Background. Macrophages support skin wound healing by switching their function from pro- inflammatory to anti-inflammatory and tissue remodeling ones. This mechanism is deranged in pathological states including chronic ulcers and skin cancer. However, the mechanisms underlying the functional change of tissue macrophages in health and disease are undefined in vivo due to the lack of suitable animal models, thus posing a formidable hurdle towards the development of therapies aiming at reorienting macrophage functions. Hypothesis. We hypothesize a central role of functional reprogramming of individual macrophages from pro- to non-inflammatory functions, as opposed to expansion and contraction of macrophage populations with invariable function, in governing skin wound healing. We also hypothesize that alteration of macrophage functions, possibly in concert with their impaired migration within the skin, underlies the pathophysiology of diabetic ulcers and melanoma.
Aims. In Aim 1 we will develop strategies to map the functional fate of pro-inflammatory macrophages (PRImap mice), and use them to quantify the contribution of macrophage reprogramming to the generation of reparative and anti-inflammatory macrophages during wound healing.

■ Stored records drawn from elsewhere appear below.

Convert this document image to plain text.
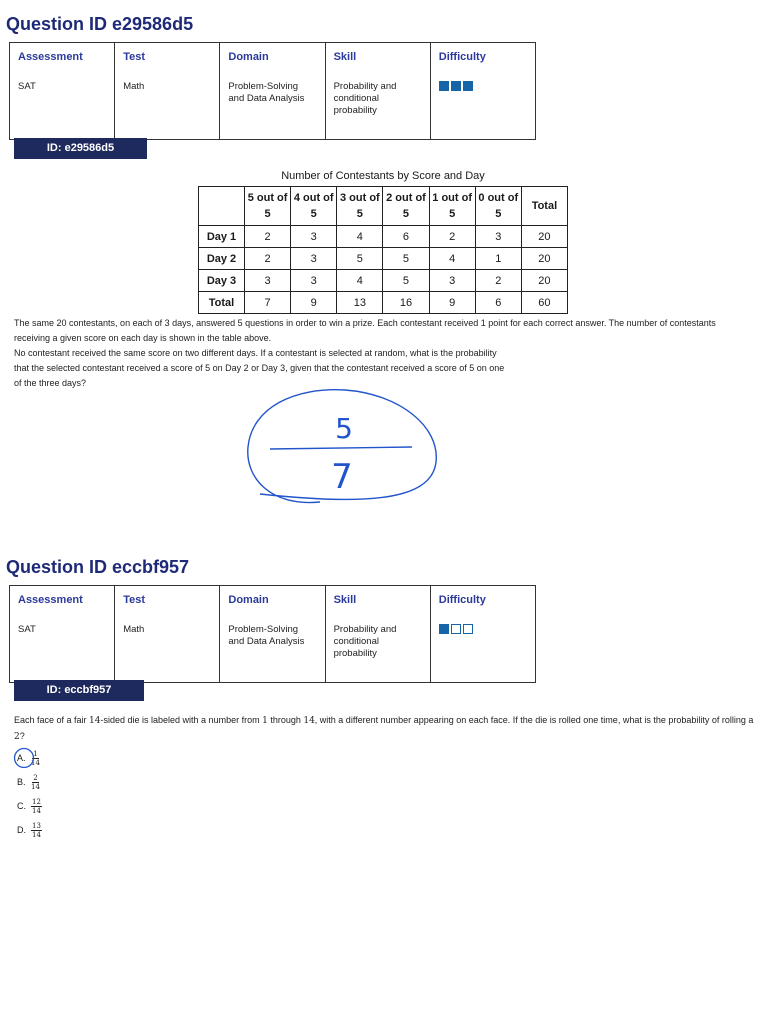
Question ID e29586d5
Assessment
SAT

Test
Math

Domain
Problem-Solving and Data Analysis

Skill
Probability and conditional probability

Difficulty
ID: e29586d5
Number of Contestants by Score and Day
	5 out of 5	4 out of 5	3 out of 5	2 out of 5	1 out of 5	0 out of 5	Total
Day 1	2	3	4	6	2	3	20
Day 2	2	3	5	5	4	1	20
Day 3	3	3	4	5	3	2	20
Total	7	9	13	16	9	6	60

The same 20 contestants, on each of 3 days, answered 5 questions in order to win a prize. Each contestant received 1 point for each correct answer. The number of contestants receiving a given score on each day is shown in the table above.

No contestant received the same score on two different days. If a contestant is selected at random, what is the probability that the selected contestant received a score of 5 on Day 2 or Day 3, given that the contestant received a score of 5 on one of the three days?

5
7
Question ID eccbf957
Assessment
SAT

Test
Math

Domain
Problem-Solving and Data Analysis

Skill
Probability and conditional probability

Difficulty
ID: eccbf957

Each face of a fair 14-sided die is labeled with a number from 1 through 14, with a different number appearing on each face. If the die is rolled one time, what is the probability of rolling a 2?

A. $\frac{1}{14}$
B. $\frac{2}{14}$
C. $\frac{12}{14}$
D. $\frac{13}{14}$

Aim 2 is dedicated to understand how macrophage function and reprogramming correlates with their motility and location within the skin, and how these aspects may be uncoupled in diabetic ulcers and melanoma. Experimental Design. We will quantify pro-inflammatory macrophage reprogramming to restorative or anti-inflammatory functions by wounding healthy or diabetic mice or injecting melanomas in PRImap mice, using FACS and histological analysis. The motility of pro-inflammatory and reprogrammed macrophages in health and disease will be studied through intravital microscopy. Expected results. We expect to identify which mechanism among macrophage reprogramming, local proliferation of anti-inflammatory macrophages or recruitment of anti-inflammatory monocytes is the driving force of the macrophage functional switch that supports skin wound healing. We will further establish whether pro-inflammatory or reprogrammed macrophages display altered migration in diabetic ulcers and melanoma, contributing to their pathophysiology. Impact. Our study will contribute to the areas of basic immunology and immunotherapy by defining the extent of macrophage reprogramming, and whether it is the main mechanism underlying macrophage functional and migratory changes in physiologic and pathologic contexts. In the long term, PRImap mice will be valuable to identify the molecular determinants of macrophage reprogramming, thus paving the way to the manipulation of macrophage functions for therapeutic purposes.
Manipulation of macrophage function holds the promise of being a valuable strategy to treat diseases including chronic skin wounds and cancer, yet the mechanisms underlying macrophage functional switch in vivo are understudied. We propose to generate experimental systems allowing to map the fate of pro-inflammatory macrophages and to use them to study whether or not macrophage functional switch is a consequence of reprogramming during wound healing and in several pathologic states of the skin. By defining the mechanisms by which macrophages change function in vivo, our investigation will pave the way for the rational manipulation of macrophage function for therapeutic purposes.